Nick thought about it without bitterness next morning as he took the Tynedale road out of Hexham. He was feeling stronger this morning, it was a fine September day and his belly was filled. A kindly stall-holder at the market had given him a couple of stale pies and he had saved one for his breakfast. He set out along the
road
swinging both arms, for there was no one to see the stump. He felt behind his ear for the dog-end of cigarette which he had been saving from the night before. He’d found a penny in the street at Hexham and bought a packet of five Woodbines. But he had learned to ration cigarettes out carefully if he was lucky enough to be able to buy any.
As often happened his thoughts returned to Karen as he walked. He hadn’t managed to find her yet, but he was going to give it another try today … surely if he walked the dales long enough somebody would have heard of Sister Knight? The longer he searched unsuccessfully for her, the more his obsession with her deepened. If only he could find her, ran his muddled thoughts, everything would be all right.
A few days before Christmas, Patrick was out bringing in sheep from the low fell to the home pasture. Though the cover of snow was light, the wind was sweeping over the top, stinging his face so that he buried his chin in his muffler and thrust his hands deep into his pockets. It was so cold. He just couldn’t get used to how bitterly cold the weather was in Weardale. They had storms enough in County Clare, God knows, he thought, but this icy cold and frozen snow which came down on the high fell were something different.
He had acquired a young border collie bitch, Flossie, from Fred Bainbridge together with a few tips on how to handle her. He was trying to get into the way of using her and now he watched her, racing on ahead of him. She didn’t seem to mind the cold, she didn’t even seem to feel it.

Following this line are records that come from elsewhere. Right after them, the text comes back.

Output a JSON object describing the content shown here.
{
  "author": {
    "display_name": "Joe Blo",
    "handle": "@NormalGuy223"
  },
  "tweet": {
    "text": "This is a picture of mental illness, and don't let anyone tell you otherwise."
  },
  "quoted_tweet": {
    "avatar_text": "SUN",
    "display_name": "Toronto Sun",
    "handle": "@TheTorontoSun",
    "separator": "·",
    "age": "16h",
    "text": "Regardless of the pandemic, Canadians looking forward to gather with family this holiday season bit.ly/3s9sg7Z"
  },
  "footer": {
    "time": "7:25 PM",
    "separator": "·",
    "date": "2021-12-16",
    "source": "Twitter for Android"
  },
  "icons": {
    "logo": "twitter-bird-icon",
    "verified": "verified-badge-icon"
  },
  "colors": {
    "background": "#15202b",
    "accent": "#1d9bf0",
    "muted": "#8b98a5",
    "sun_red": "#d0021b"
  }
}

Patrick climbed higher, against the wind, until at last he could turn and get a good overall view of the fell in his search for strays. Flossie had disappeared, he realized, and he scanned the moor for her.
‘Wheeee,’ he whistled, and when this had no effect, called, ‘Flossie! Here, Flossie.’
A movement caught his eye and he turned to look. It was the bitch, she was running towards what looked like a bundle of old clothes. He hadn’t noticed it before, greyish-black it was and huddled against an outcrop of limestone, not all that much different from the outcrops on his father’s farm back home in Ireland.
He stared hard at the bundle. He must have passed it on his way up, he thought, cursing his own lack of observation, something essential on the moor as he should have learned by now. It must have been hidden by the rock, he reckoned. It puzzled him somehow. It did not look at all like one of the little black-faced ewes of the dale. It was too big. After a quick glance round for anything else unusual, he went to investigate.
Huddled close to a sheep which was still alive but caught between two stones was the figure of a lad, very still, slight and pitiful in threadbare and ragged clothes. Flossie was standing over him, wagging her tail and barking excitedly.
‘Quiet, girl,’ he said and she subsided, sitting back on the frozen ground and watching him. As Patrick knelt and turned the boy over to see his face, he gave a start of recognition. It was Nick Harvey. The stump of the boy’s right arm pointed grotesquely into the air and it was blue with cold.